We set the precision threshold to 0.95. This means that predictions on observations where the anchor holds will be the same as the prediction on the explained instance at least 95% of the time.

In [24]:
explanation = explainer.explain(X_test[idx], threshold=0.95)
print('Anchor: %s' % (' AND '.join(explanation['names'])))
print('Precision: %.2f' % explanation['precision'])
print('Coverage: %.2f' % explanation['coverage'])

Anchor: Marital Status = Separated AND Sex = Female
Precision: 0.96
Coverage: 0.11


## Train Outlier Detector

In [25]:
from alibi_detect.od import IForest

od = IForest(
    threshold=0.,
    n_estimators=200,
)


In [26]:
od.fit(X_train)



In [27]:
np.random.seed(0)
perc_outlier = 5
threshold_batch = create_outlier_batch(X_train, Y_train, n_samples=1000, perc_outlier=perc_outlier)
X_threshold, y_threshold = threshold_batch.data.astype('float'), threshold_batch.target
#X_threshold = (X_threshold - mean) / stdev
print('{}% outliers'.format(100 * y_threshold.mean()))

5.0% outliers


In [28]:
od.infer_threshold(X_threshold, threshold_perc=100-perc_outlier)
print('New threshold: {}'.format(od.threshold))
threshold = od.threshold

New threshold: 0.029017499251428627


In [29]:
X_outlier = [[300,  4,  4,  2,  1,  4,  4,  0,  0,  0, 600,  9]]

In [30]:
od.predict(
    X_outlier
)

{'data': {'instance_score': array([0.04198649]),
  'feature_score': None,
  'is_outlier': array([1])},
 'meta': {'name': 'IForest',
  'detector_type': 'offline',
  'data_type': 'tabular'}}

In [31]:
from alibi_detect.utils.saving import save_detector, load_detector
from os import listdir
from os.path import isfile, join

filepath="ifoutlier"
save_detector(od, filepath) 
onlyfiles = [f for f in listdir(filepath) if isfile(join(filepath, f))]
for filename in onlyfiles:
    print(filename)
    print(get_minio().fput_object(MINIO_MODEL_BUCKET, f"{OUTLIER_MODEL_PATH}/{filename}", join(filepath, filename)))

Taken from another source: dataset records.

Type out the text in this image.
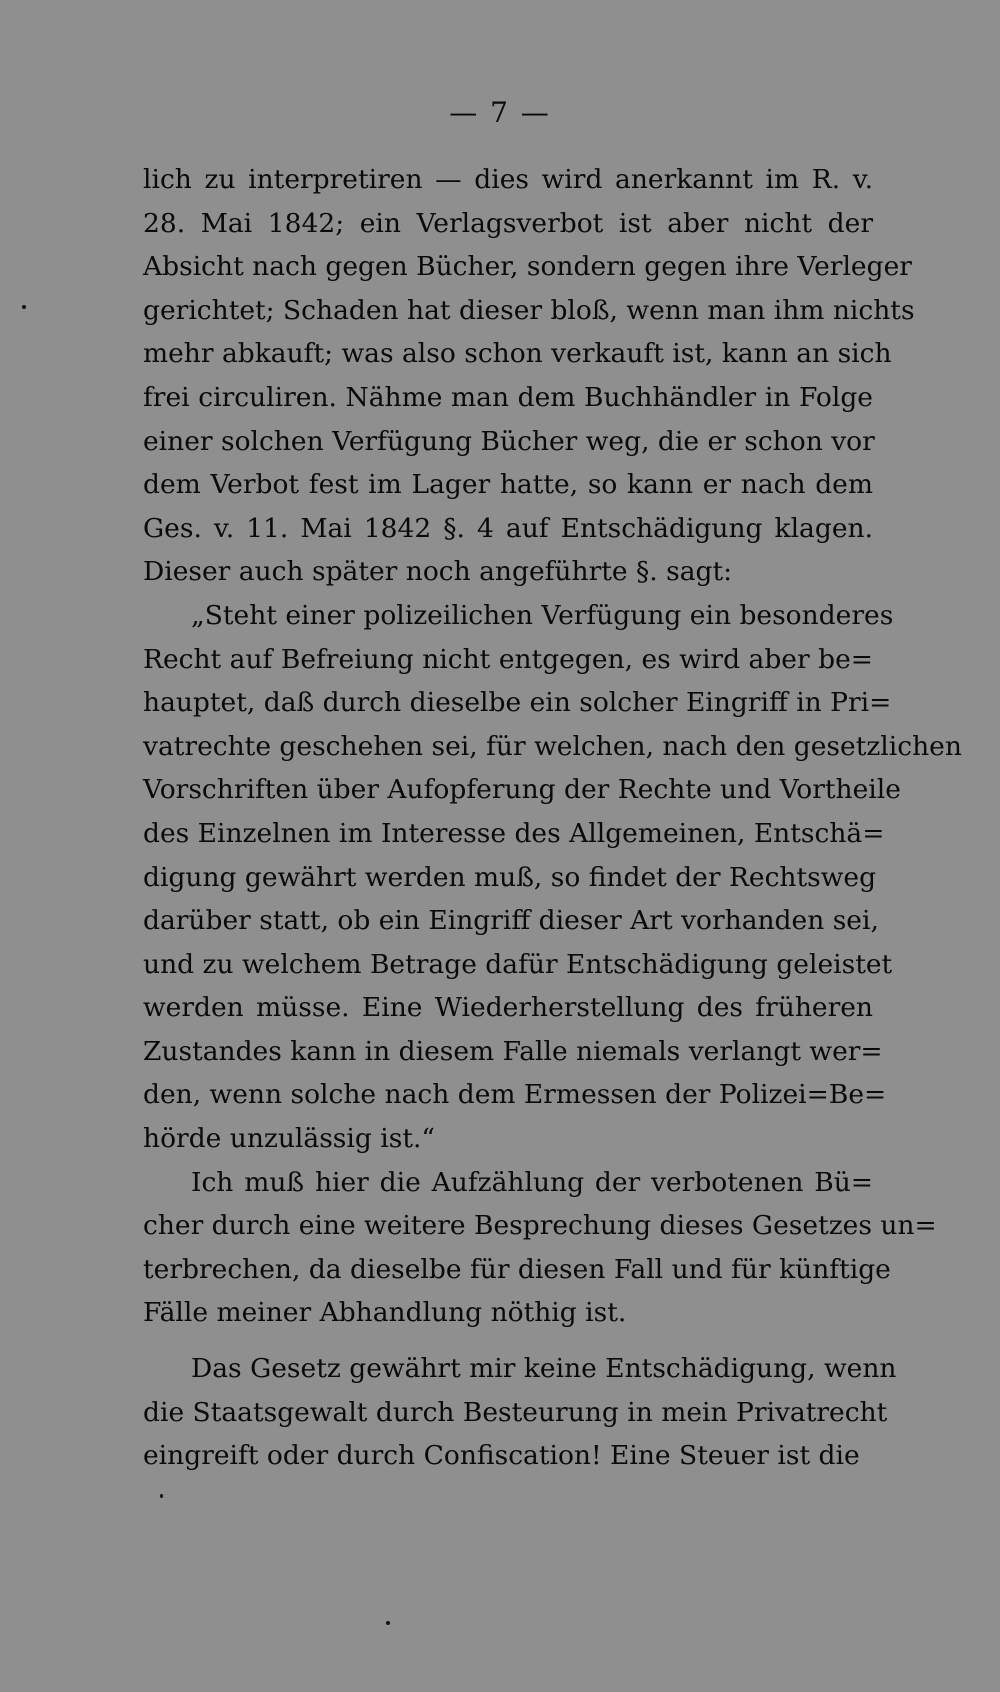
— 7 —
lich zu interpretiren — dies wird anerkannt im R. v.
28. Mai 1842; ein Verlagsverbot ist aber nicht der
Absicht nach gegen Bücher, sondern gegen ihre Verleger
gerichtet; Schaden hat dieser bloß, wenn man ihm nichts
mehr abkauft; was also schon verkauft ist, kann an sich
frei circuliren. Nähme man dem Buchhändler in Folge
einer solchen Verfügung Bücher weg, die er schon vor
dem Verbot fest im Lager hatte, so kann er nach dem
Ges. v. 11. Mai 1842 §. 4 auf Entschädigung klagen.
Dieser auch später noch angeführte §. sagt:
„Steht einer polizeilichen Verfügung ein besonderes
Recht auf Befreiung nicht entgegen, es wird aber be=
hauptet, daß durch dieselbe ein solcher Eingriff in Pri=
vatrechte geschehen sei, für welchen, nach den gesetzlichen
Vorschriften über Aufopferung der Rechte und Vortheile
des Einzelnen im Interesse des Allgemeinen, Entschä=
digung gewährt werden muß, so findet der Rechtsweg
darüber statt, ob ein Eingriff dieser Art vorhanden sei,
und zu welchem Betrage dafür Entschädigung geleistet
werden müsse. Eine Wiederherstellung des früheren
Zustandes kann in diesem Falle niemals verlangt wer=
den, wenn solche nach dem Ermessen der Polizei=Be=
hörde unzulässig ist.“
Ich muß hier die Aufzählung der verbotenen Bü=
cher durch eine weitere Besprechung dieses Gesetzes un=
terbrechen, da dieselbe für diesen Fall und für künftige
Fälle meiner Abhandlung nöthig ist.
Das Gesetz gewährt mir keine Entschädigung, wenn
die Staatsgewalt durch Besteurung in mein Privatrecht
eingreift oder durch Confiscation! Eine Steuer ist die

W0727 16:22:05.788773 140193113450304 saving.py:68] Directory ifoutlier does not exist and is now created.


meta.pickle
e57a0ae93b75c8a169b2d003231243f8
IForest.pickle
c9c344f140bd36fc2520ed5abcf67d0b


## Deploy Seldon Core Model

In [32]:
secret = f"""apiVersion: v1
kind: Secret
metadata:
  name: seldon-init-container-secret
  namespace: {DEPLOY_NAMESPACE}
type: Opaque
stringData:
  AWS_ACCESS_KEY_ID: {MINIO_ACCESS_KEY}
  AWS_SECRET_ACCESS_KEY: {MINIO_SECRET_KEY}
  AWS_ENDPOINT_URL: http://{MINIO_HOST}
  USE_SSL: "false"
"""
with open("secret.yaml","w") as f:
    f.write(secret)
run("cat secret.yaml | kubectl apply -f -", shell=True)

CompletedProcess(args='cat secret.yaml | kubectl apply -f -', returncode=0)

In [33]:
sa = f"""apiVersion: v1
kind: ServiceAccount
metadata:
  name: minio-sa
  namespace: {DEPLOY_NAMESPACE}
secrets:
  - name: seldon-init-container-secret
"""
with open("sa.yaml","w") as f:
    f.write(sa)
run("kubectl apply -f sa.yaml", shell=True)

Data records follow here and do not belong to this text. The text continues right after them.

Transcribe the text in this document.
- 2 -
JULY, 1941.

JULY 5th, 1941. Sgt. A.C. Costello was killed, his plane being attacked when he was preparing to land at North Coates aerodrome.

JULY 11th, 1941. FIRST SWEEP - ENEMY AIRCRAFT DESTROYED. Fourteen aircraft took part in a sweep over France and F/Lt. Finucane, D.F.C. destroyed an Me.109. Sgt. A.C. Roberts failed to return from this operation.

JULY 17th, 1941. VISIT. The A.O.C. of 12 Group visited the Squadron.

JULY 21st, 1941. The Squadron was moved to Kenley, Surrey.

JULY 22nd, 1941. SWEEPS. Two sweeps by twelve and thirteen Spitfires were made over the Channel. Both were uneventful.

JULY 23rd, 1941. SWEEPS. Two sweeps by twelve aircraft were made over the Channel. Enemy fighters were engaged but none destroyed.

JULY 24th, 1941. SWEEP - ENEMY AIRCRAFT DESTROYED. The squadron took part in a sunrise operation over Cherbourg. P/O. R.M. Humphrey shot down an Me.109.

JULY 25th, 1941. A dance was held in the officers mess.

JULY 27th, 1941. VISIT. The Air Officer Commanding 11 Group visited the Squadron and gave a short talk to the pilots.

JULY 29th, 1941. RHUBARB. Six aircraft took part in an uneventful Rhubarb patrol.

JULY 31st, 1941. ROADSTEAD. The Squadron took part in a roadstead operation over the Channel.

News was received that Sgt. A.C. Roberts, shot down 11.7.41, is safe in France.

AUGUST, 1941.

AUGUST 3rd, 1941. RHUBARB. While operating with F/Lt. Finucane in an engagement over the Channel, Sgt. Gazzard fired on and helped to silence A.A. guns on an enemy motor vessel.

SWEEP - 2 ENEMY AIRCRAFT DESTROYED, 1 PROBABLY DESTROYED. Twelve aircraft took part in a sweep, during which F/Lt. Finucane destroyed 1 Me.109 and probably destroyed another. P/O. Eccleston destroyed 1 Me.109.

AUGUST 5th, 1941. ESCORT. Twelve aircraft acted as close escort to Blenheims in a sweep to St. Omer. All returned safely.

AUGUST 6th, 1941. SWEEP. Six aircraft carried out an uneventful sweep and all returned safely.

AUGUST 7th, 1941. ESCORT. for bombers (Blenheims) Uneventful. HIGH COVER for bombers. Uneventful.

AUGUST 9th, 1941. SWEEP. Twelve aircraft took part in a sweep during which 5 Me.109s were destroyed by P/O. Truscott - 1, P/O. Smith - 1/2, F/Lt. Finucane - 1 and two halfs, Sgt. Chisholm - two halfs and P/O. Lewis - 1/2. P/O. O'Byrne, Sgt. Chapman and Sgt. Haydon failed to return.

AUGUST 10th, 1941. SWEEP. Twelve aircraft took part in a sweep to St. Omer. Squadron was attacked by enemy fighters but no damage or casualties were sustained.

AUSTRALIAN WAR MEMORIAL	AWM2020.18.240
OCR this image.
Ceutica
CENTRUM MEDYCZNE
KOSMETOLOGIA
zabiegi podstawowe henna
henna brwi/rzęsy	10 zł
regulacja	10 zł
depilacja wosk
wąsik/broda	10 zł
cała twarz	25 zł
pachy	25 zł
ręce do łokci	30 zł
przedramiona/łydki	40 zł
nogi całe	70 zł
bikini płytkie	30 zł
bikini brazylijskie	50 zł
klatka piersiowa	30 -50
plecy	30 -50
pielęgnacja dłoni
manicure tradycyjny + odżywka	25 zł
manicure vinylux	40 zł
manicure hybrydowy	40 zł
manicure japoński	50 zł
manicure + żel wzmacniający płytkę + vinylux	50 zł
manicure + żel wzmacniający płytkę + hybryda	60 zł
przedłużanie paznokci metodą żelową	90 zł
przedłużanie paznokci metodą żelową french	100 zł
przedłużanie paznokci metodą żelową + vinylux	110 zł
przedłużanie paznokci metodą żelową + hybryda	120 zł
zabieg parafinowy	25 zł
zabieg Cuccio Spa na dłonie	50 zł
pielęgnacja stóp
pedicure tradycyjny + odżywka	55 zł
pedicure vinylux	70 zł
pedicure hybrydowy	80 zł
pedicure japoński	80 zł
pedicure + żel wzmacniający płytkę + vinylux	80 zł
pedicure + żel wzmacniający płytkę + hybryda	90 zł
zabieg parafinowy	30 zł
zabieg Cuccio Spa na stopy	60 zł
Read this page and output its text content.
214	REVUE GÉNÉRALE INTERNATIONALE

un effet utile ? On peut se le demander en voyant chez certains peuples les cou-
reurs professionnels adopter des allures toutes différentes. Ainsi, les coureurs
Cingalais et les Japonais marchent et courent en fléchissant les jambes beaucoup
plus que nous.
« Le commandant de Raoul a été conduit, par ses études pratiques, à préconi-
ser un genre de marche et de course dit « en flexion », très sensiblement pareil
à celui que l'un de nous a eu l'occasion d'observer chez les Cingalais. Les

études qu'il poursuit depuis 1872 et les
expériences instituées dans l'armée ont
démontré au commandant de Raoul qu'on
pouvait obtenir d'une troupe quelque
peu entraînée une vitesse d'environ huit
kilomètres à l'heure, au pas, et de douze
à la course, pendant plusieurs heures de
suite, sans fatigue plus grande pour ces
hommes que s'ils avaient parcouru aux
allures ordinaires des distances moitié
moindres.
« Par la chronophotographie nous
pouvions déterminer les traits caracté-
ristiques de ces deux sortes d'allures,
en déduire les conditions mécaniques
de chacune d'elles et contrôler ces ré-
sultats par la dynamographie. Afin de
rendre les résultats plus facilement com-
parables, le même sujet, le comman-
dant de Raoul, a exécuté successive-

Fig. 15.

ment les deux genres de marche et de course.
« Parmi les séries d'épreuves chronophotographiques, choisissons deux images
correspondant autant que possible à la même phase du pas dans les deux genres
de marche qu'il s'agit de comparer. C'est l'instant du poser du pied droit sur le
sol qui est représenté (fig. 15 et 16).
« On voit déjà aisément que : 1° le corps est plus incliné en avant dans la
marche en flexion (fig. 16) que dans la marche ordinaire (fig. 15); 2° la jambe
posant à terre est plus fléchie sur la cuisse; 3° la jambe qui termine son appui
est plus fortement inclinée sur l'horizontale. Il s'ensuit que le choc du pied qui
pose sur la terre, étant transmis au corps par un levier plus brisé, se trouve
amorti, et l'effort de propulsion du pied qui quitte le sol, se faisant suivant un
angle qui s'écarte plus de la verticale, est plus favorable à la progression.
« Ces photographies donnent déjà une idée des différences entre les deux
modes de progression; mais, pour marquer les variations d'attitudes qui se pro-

CompletedProcess(args='kubectl apply -f sa.yaml', returncode=0)

In [34]:
model_yaml=f"""apiVersion: machinelearning.seldon.io/v1
kind: SeldonDeployment
metadata:
  name: income-classifier
  namespace: {DEPLOY_NAMESPACE}
spec:
  predictors:
  - componentSpecs:
    graph:
      implementation: SKLEARN_SERVER
      modelUri: s3://{MINIO_MODEL_BUCKET}/{INCOME_MODEL_PATH}
      envSecretRefName: seldon-init-container-secret
      name: classifier
      logger:
         mode: all
    explainer:
      type: AnchorTabular
      modelUri: s3://{MINIO_MODEL_BUCKET}/{EXPLAINER_MODEL_PATH}
      envSecretRefName: seldon-init-container-secret
    name: default
    replicas: 1
"""
with open("model.yaml","w") as f:
    f.write(model_yaml)
run("kubectl apply -f model.yaml", shell=True)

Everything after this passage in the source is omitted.